Here’s a guide to some of the more common supplements:
• Multivitamins haven’t been shown to offer a tremendous benefit and aren’t recommended by the AAP, but they generally don’t hurt as long as they’re made for children and less than 100 percent of the daily recommended value. Gummy vitamins look and taste like candy; try brushing your child’s teeth afterward to avoid cavities, said registered dietitian Judith Dodd, a food and nutrition adviser and spokeswoman for the International Food Information Council Foundation.
• Vitamin D: Studies have consistently shown that kids are not getting appropriate amounts of vitamin D in their diet, said the AAP’s Daniels. He added that it makes sense to take a multivitamin containing D. But scientists aren’t sure how much vitamin D children actually need. The AAP recommends 400 international units a day to prevent and treat rickets, a bone-softening disease. Dietary sources are limited but many foods are fortified with D. It’s also made by the body when the skin absorbs the sun’s rays.
• Fish oil/omega-3’s: Kemper recommends fish oil for children who don’t eat fish two or three times a week.
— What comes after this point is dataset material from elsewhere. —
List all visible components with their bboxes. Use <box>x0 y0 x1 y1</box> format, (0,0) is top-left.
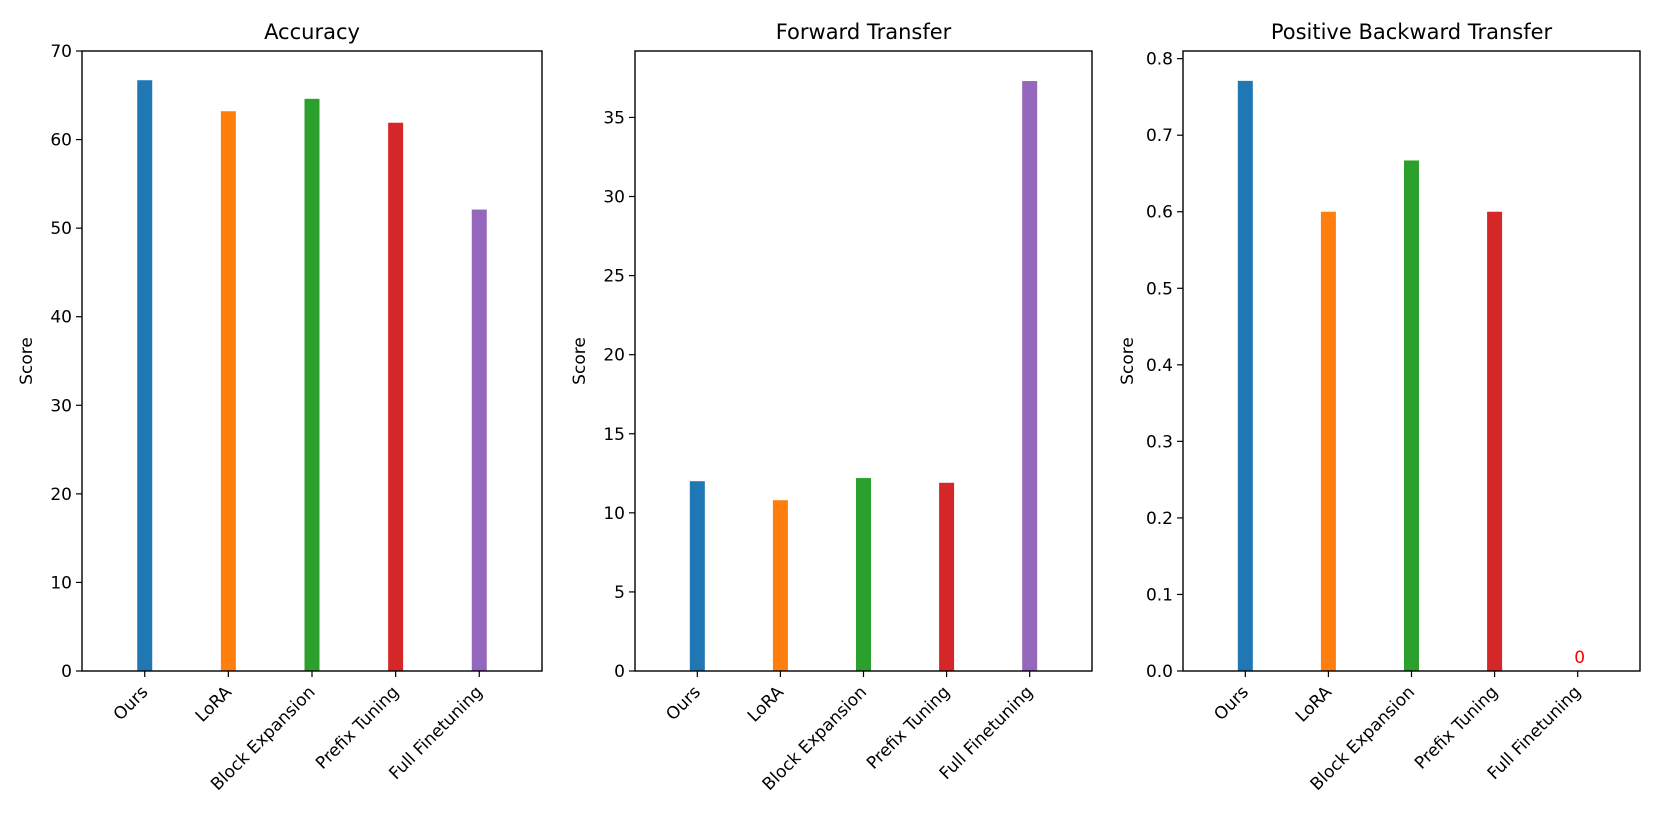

Children who have specific issues, such as high triglycerides (a type of fat in the blood that can raise the risk of heart disease), may need fish oil, said Daniels, but he doesn’t recommend it for the general population.
• Liquid or powdered fruit and vegetable extracts: Whole fruits and vegetables are best. When choosing a supplement, much depends on how they are produced “because nutrients can be lost in the production process,” said registered dietitian Dee Sandquist, a spokeswoman for the American Dietetic Association. The biggest challenge, however, could be getting your picky eater to consume it in the first place.
• Calcium: Children over age 3 are usually deficient in calcium: Only 15 percent of girls and 22 percent of boys meet the recommended intake levels, according to the federal dietary guidelines report. While a calcium supplement may be helpful, “milk has nine vitamins and minerals which provide an array of health benefits which a calcium supplement will not,” said Sandquist, who also recommends nondairy options (soy, almond, rice) or sources such as cereal and orange juice. But remember, it adds up: “We know about 500 milligrams is the right amount for absorption,” Dodd said. Anything more is excreted.
• Iron: The AAP recommends 5 to 10 milligrams of iron for breast-fed babies. It should only be supplemented if needed for a medical condition, such as anemia, Sandquist said.